Her exaltation was crushed one evening when he told her that he would soon be driving south to spend a few weeks of the summer at the estate with his mother and aunt. ‘Come with me?’
She shook her head.
‘Why not? You don’t start university till October. We can swim and read and take a tent and a camera and go hiking up in the Mercantour, make love on top of the mountains. Let’s flush the city out of our hair.’
She longed to say yes. ‘I couldn’t.’
He furrowed his brow. ‘They’ll be pleased to see you again.’
‘No, no, they … She won’t. Your mother won’t welcome me.’
‘Why ever not? You and your father were always welcome in our home. My mother looked forward to your visits. Both she and Aunt Isa regarded your father highly. He has an acute understanding of wine commerce.’
Jane bit her lip. ‘Luc, your mother and I had an argument. She kicked me out, never to return.’ Dare she confide the whole truth?
‘That sounds like my hot-tempered mother.’ He laughed. ‘You mustn’t take her seriously.’
‘It’s better I don’t come …’
‘I don’t know why you woul
d hurt yourself with such nonsense, but if I cannot persuade you, then I must go alone.’
Almost three decades later, Jane Cambon, freshly widowed, stood in the snow in place Maubert and gazed along the street to the building where she and Luc had first become lovers. What if she had accompanied Luc on that youthful trip south? Might she and Clarisse have made their peace, ended the feud that had caused so much heartache over the years? But no apology from Clarisse could have erased the loss that young Jane had carried silently in her heart.
11
Slowly, careful not to slip on the settling snow, Jane crossed the boulevard Saint-Germain, drawn one step at a time towards 20 rue Frédéric-Sauton. The door from the street needed no code to access the interior during the day, or that had been the system back in the eighties. She pressed the exterior buzzer and the door swung open, as if by magic. The tiny hallway was barely bigger than a floor mat. It used to be, and still was, where the letterboxes were situated alongside the call buttons for each of the studios and apartments.

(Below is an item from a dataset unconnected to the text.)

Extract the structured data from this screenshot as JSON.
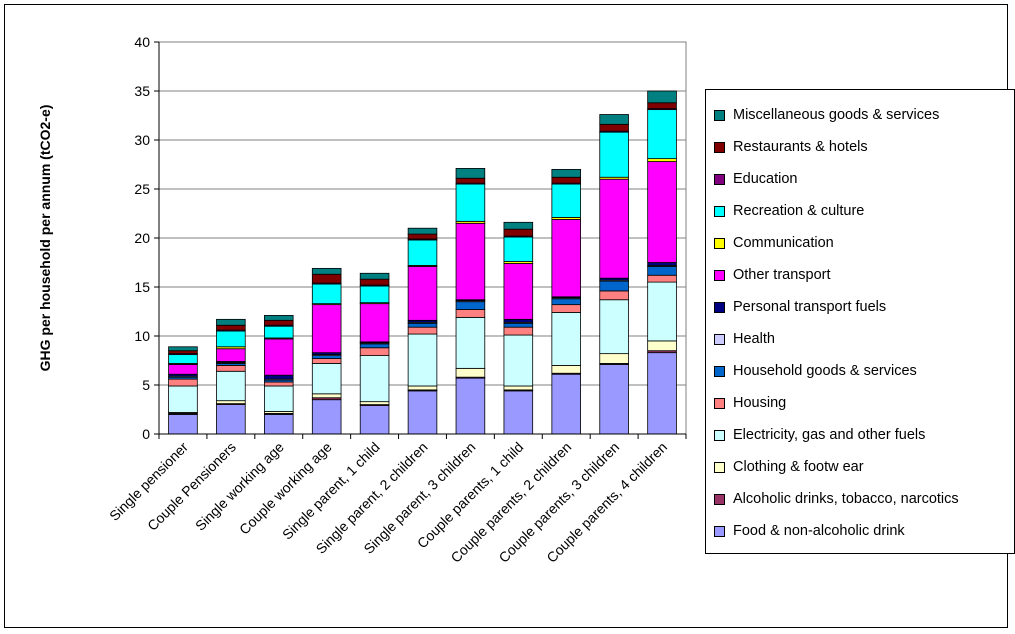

Nothing has changed, she thought. He might still be here leaning over me, checking for post, nuzzling my hair, or upstairs working at the table, waiting for me.
Luc’s studio had been on the fourth floor. CAMBON had been written in his hand in black ink next to the button. A locked glass door gave access to the lift or stairs alongside it. She tried to recall the entry code from all those years earlier, but she could not. In any case, it would have been changed on numerous occasions since.

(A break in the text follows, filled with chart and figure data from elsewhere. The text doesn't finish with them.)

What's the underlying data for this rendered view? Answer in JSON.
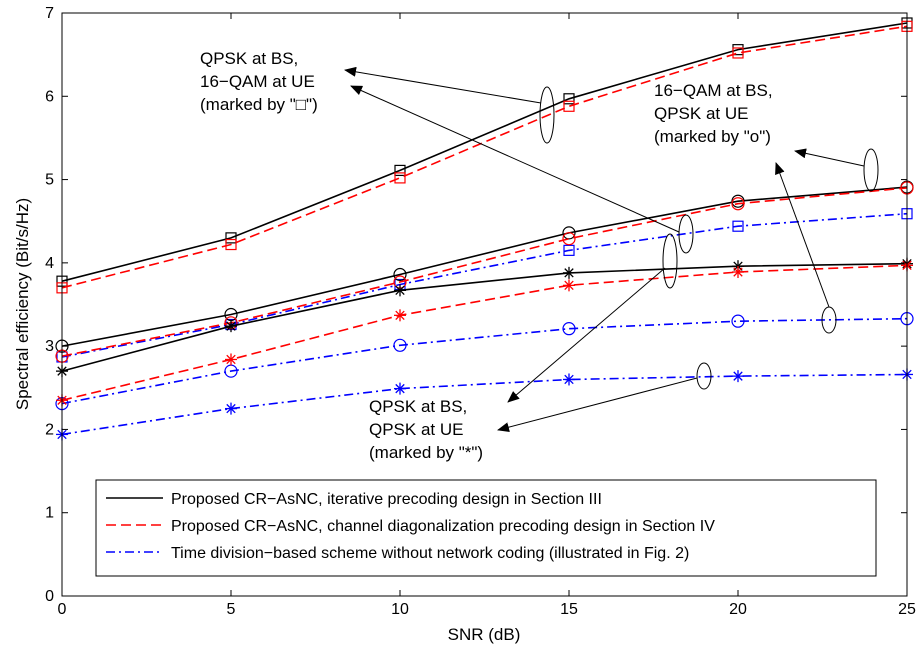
{
  "chart_data": {
    "type": "line",
    "title": "",
    "xlabel": "SNR (dB)",
    "ylabel": "Spectral efficiency (Bit/s/Hz)",
    "xlim": [
      0,
      25
    ],
    "ylim": [
      0,
      7
    ],
    "xticks": [
      0,
      5,
      10,
      15,
      20,
      25
    ],
    "yticks": [
      0,
      1,
      2,
      3,
      4,
      5,
      6,
      7
    ],
    "grid": false,
    "legend_placement": "bottom-center",
    "x": [
      0,
      5,
      10,
      15,
      20,
      25
    ],
    "series": [
      {
        "scheme": "iterative",
        "marker": "square",
        "color": "#000000",
        "dash": "solid",
        "values": [
          3.78,
          4.3,
          5.11,
          5.97,
          6.56,
          6.88
        ]
      },
      {
        "scheme": "diagonalization",
        "marker": "square",
        "color": "#ff0000",
        "dash": "dashed",
        "values": [
          3.7,
          4.22,
          5.02,
          5.88,
          6.52,
          6.84
        ]
      },
      {
        "scheme": "time-division",
        "marker": "square",
        "color": "#0000ff",
        "dash": "dashdot",
        "values": [
          2.87,
          3.26,
          3.74,
          4.15,
          4.44,
          4.59
        ]
      },
      {
        "scheme": "iterative",
        "marker": "circle",
        "color": "#000000",
        "dash": "solid",
        "values": [
          3.0,
          3.38,
          3.86,
          4.36,
          4.74,
          4.91
        ]
      },
      {
        "scheme": "diagonalization",
        "marker": "circle",
        "color": "#ff0000",
        "dash": "dashed",
        "values": [
          2.88,
          3.28,
          3.77,
          4.29,
          4.71,
          4.9
        ]
      },
      {
        "scheme": "time-division",
        "marker": "circle",
        "color": "#0000ff",
        "dash": "dashdot",
        "values": [
          2.31,
          2.7,
          3.01,
          3.21,
          3.3,
          3.33
        ]
      },
      {
        "scheme": "iterative",
        "marker": "star",
        "color": "#000000",
        "dash": "solid",
        "values": [
          2.7,
          3.24,
          3.67,
          3.88,
          3.96,
          3.99
        ]
      },
      {
        "scheme": "diagonalization",
        "marker": "star",
        "color": "#ff0000",
        "dash": "dashed",
        "values": [
          2.35,
          2.84,
          3.37,
          3.73,
          3.89,
          3.97
        ]
      },
      {
        "scheme": "time-division",
        "marker": "star",
        "color": "#0000ff",
        "dash": "dashdot",
        "values": [
          1.94,
          2.25,
          2.49,
          2.6,
          2.64,
          2.66
        ]
      }
    ],
    "legend": [
      {
        "label": "Proposed CR−AsNC, iterative precoding design in Section III",
        "color": "#000000",
        "dash": "solid"
      },
      {
        "label": "Proposed CR−AsNC, channel diagonalization precoding design in Section IV",
        "color": "#ff0000",
        "dash": "dashed"
      },
      {
        "label": "Time division−based scheme without network coding (illustrated in Fig. 2)",
        "color": "#0000ff",
        "dash": "dashdot"
      }
    ],
    "annotations": [
      {
        "id": "square",
        "lines": [
          "QPSK at BS,",
          "16−QAM at UE",
          "(marked by \"□\")"
        ]
      },
      {
        "id": "circle",
        "lines": [
          "16−QAM at BS,",
          "QPSK at UE",
          "(marked by \"o\")"
        ]
      },
      {
        "id": "star",
        "lines": [
          "QPSK at BS,",
          "QPSK at UE",
          "(marked by \"*\")"
        ]
      }
    ]
  }
}
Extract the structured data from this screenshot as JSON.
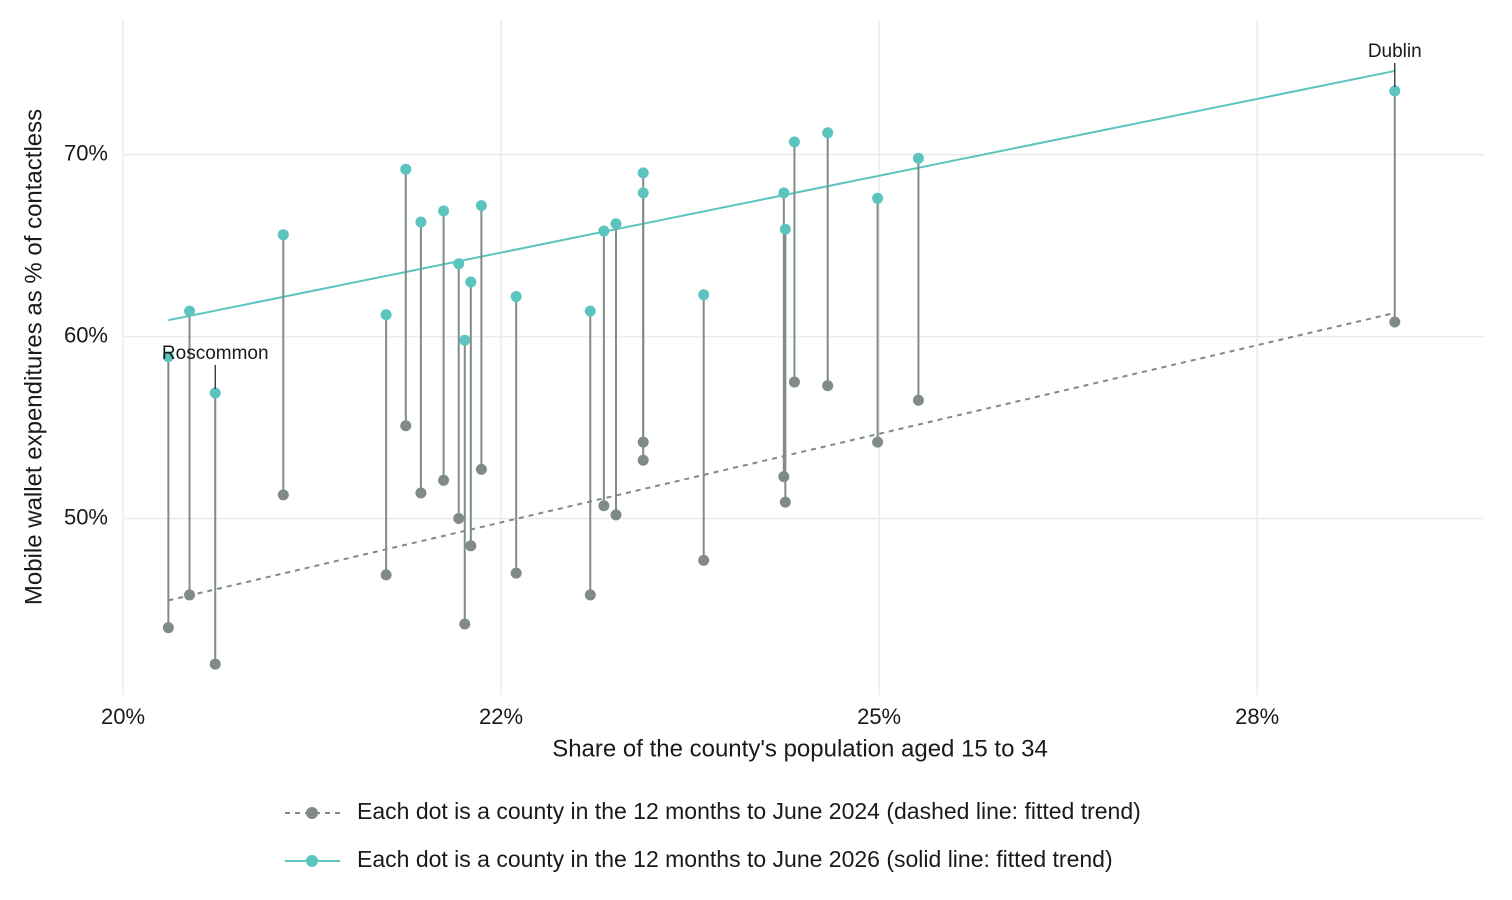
{
  "chart_data": {
    "type": "dumbbell",
    "x_label": "Share of the county's population aged 15 to 34",
    "y_label": "Mobile wallet expenditures as % of contactless",
    "x": [
      20.3,
      20.44,
      20.61,
      21.06,
      21.74,
      21.87,
      21.97,
      22.12,
      22.22,
      22.26,
      22.3,
      22.37,
      22.6,
      23.09,
      23.18,
      23.26,
      23.44,
      23.44,
      23.84,
      24.37,
      24.38,
      24.44,
      24.66,
      24.99,
      25.26,
      28.41
    ],
    "labels": [
      null,
      null,
      "Roscommon",
      null,
      null,
      null,
      null,
      null,
      null,
      null,
      null,
      null,
      null,
      null,
      null,
      null,
      null,
      null,
      null,
      null,
      null,
      null,
      null,
      null,
      null,
      "Dublin"
    ],
    "series": [
      {
        "name": "Each dot is a county in the 12 months to June 2024 (dashed line: fitted trend)",
        "color": "#808a87",
        "line_style": "dashed",
        "values": [
          44.0,
          45.8,
          42.0,
          51.3,
          46.9,
          55.1,
          51.4,
          52.1,
          50.0,
          44.2,
          48.5,
          52.7,
          47.0,
          45.8,
          50.7,
          50.2,
          54.2,
          53.2,
          47.7,
          52.3,
          50.9,
          57.5,
          57.3,
          54.2,
          56.5,
          60.8
        ],
        "trend_x": [
          20.3,
          28.41
        ],
        "trend": [
          45.5,
          61.3
        ]
      },
      {
        "name": "Each dot is a county in the 12 months to June 2026 (solid line: fitted trend)",
        "color": "#5bc4bf",
        "line_style": "solid",
        "values": [
          58.9,
          61.4,
          56.9,
          65.6,
          61.2,
          69.2,
          66.3,
          66.9,
          64.0,
          59.8,
          63.0,
          67.2,
          62.2,
          61.4,
          65.8,
          66.2,
          69.0,
          67.9,
          62.3,
          67.9,
          65.9,
          70.7,
          71.2,
          67.6,
          69.8,
          73.5
        ],
        "trend_x": [
          20.3,
          28.41
        ],
        "trend": [
          60.9,
          74.6
        ]
      }
    ],
    "xlim": [
      20,
      29
    ],
    "ylim": [
      40.3,
      77.4
    ],
    "xticks": [
      {
        "value": 20,
        "label": "20%"
      },
      {
        "value": 22.5,
        "label": "22%"
      },
      {
        "value": 25,
        "label": "25%"
      },
      {
        "value": 27.5,
        "label": "28%"
      }
    ],
    "yticks": [
      {
        "value": 50,
        "label": "50%"
      },
      {
        "value": 60,
        "label": "60%"
      },
      {
        "value": 70,
        "label": "70%"
      }
    ],
    "grid": true,
    "legend_position": "bottom"
  }
}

She closed her eyes and pressed her head against the bank of mailboxes. A melting snowflake slipped from her sodden hair, licking her face, as she evoked those blissful days of innocence. Days she had lived four floors above where she was now standing. The warmth of her memories wrapped themselves around her, threatening to squeeze too tight …
During that long-ago midsummer, as they had lain in bed, the windows were always wide open to alleviate the heat and city clamminess. The clatter of cutlery and buzz of conversations rose up from the pavement restaurants and the roar of traffic from along the boulevard Saint-Germain, while above them were half a dozen poutres, the dark wooden beams that ran the length of the ceiling. A candle guttered on the table that doubled as Luc’s desk, causing elongated shadows to hover and dance on the white walls. Some nights when he was sleeping and she was awake, staring at those black shadows, she had tried not to dwell on who else might have shared this intimate space with him.